Water insects are great indicators of water quality. They live for months, sometimes years, in the water in their nymph stages and are thus susceptible to pollutants; different species have different tolerances that make their presence or absence revealing.
The census samples insects from some 20 English and Welsh rivers and these are analysed by professional entomologists at Aquascience Ltd for tolerance or intolerance to sediment, organic pollution, excessive nutrients and water flow. The results are put through a special computer programme and a biometric fingerprint is obtained for each river.
Results show that sediment and excess phosphate in particular are having a disastrous impact on invertebrate communities in certain reaches of rivers, causing a loss of fly-life species abundance and major disruption to the delicate balance of the aquatic food chain. Fish, mammals and bird populations are suffering.
A major source of sediment and phosphate is modern agricultural production, which allows soil, nutrients and slurry to leach into watercourses. Road run-off, inadequately treated sewage and septic tanks increase the damage and water abstraction denudes many rivers of their natural flow, leading to less dilution.
‘Water is far too valuable a commodity to be used only once
What can we do about it, especially as Brexit looms, presenting both opportunities and challenges? We will lose the protection of EU environmental legislation, but, exiting the Common Agricultural Policy (CAP) provides a chance to reform agricultural subsidies here.
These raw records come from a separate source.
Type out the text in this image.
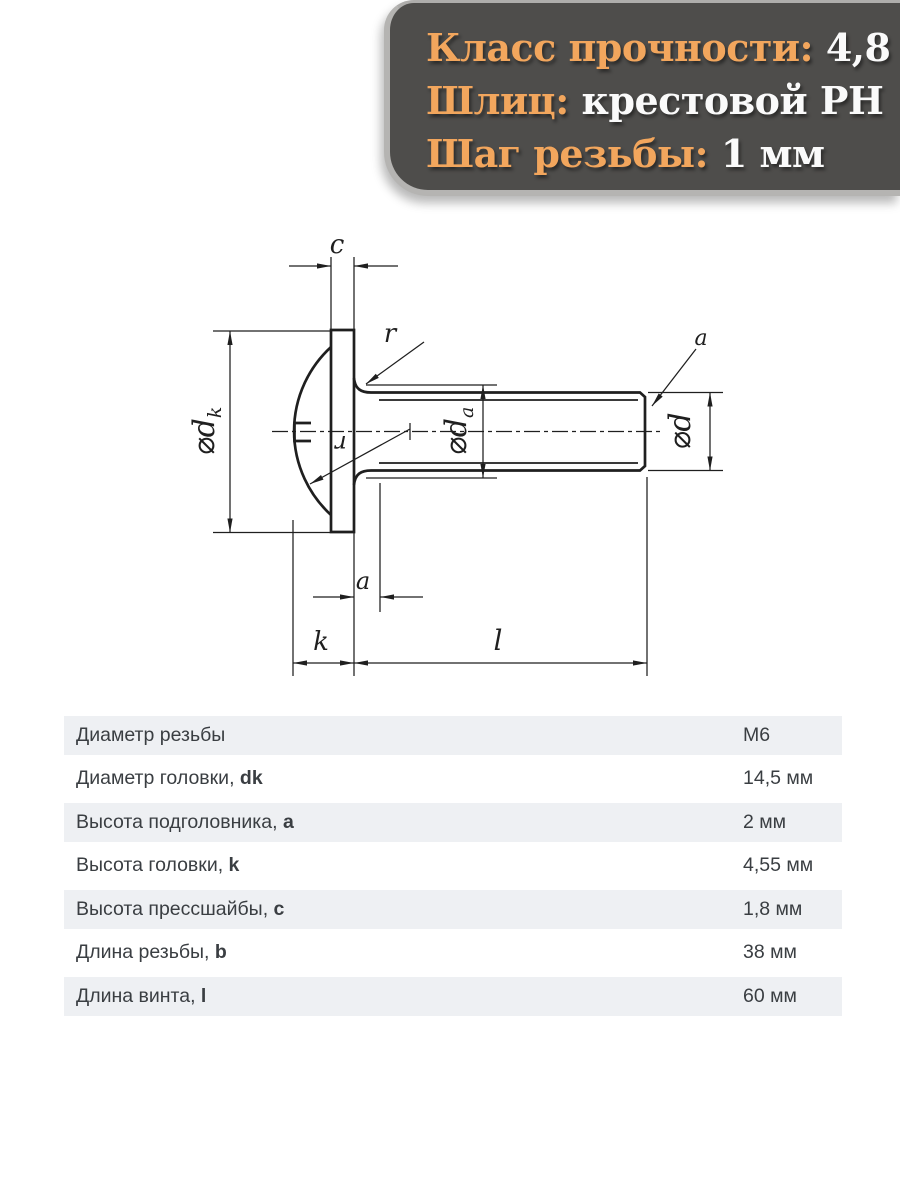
Класс прочности: 4,8
Шлиц: крестовой PH
Шаг резьбы: 1 мм
c
$⌀d_k$
r
r
a
$⌀d_a$	⌀d
a
k	l
Диаметр резьбы	M6
Диаметр головки, dk	14,5 мм
Высота подголовника, a	2 мм
Высота головки, k	4,55 мм
Высота прессшайбы, c	1,8 мм
Длина резьбы, b	38 мм
Длина винта, l	60 мм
Land managers could be rewarded for protecting river systems, rather than just receiving the lump sum per hectare with environmental conditions that have largely been ineffective under CAP.
S&TC prefers the idea of finding solutions that benefit farmers and therefore provide incentives. The NFU reports that more farmers are using minimum or zero tillage, which has many all-round benefits, rather than ploughing (Agromenes, July 5). Lighter machinery cuts down both capital investment and running costs, improving the profitability of arable farming.
In return, soil is better stabilised and natural processes, such as earthworm activity, are encouraged, overcoming compaction and aiding water retention. This naturally limits water runoff in heavy rainfall and keeps soil where it should be—in the field, rather than in rivers.
Healthy rivers also have benefits for communities. Since privatisation, water companies have invested vast sums of money on upgrading infrastructure that has cleaned some once industrialised urban rivers, although there is still investment required for rural sewage treatment, tackling leakage and educating customers to improve demand management.
If we can also reduce inputs such as sediment and phosphorous, then water companies won’t need phosphate strippers at sewage works and processing for consumer supply should be cheaper, cutting household water bills.
However, to be really efficient, and to protect water life properly, we need the Government to adopt a new abstraction policy that forces companies to find sources of water that don’t put so much pressure on the environment. That means retaining more rainfall, including the building of new reservoirs, as well as being prepared to reuse water—it’s far too valuable a commodity to be used only once and companies already have the technology to clean water effectively for reuse.
All we need now is the commitment from politicians to seize these opportunities and provide a framework in which land and water managers can deliver an environment that we’d be proud to hand to future generations.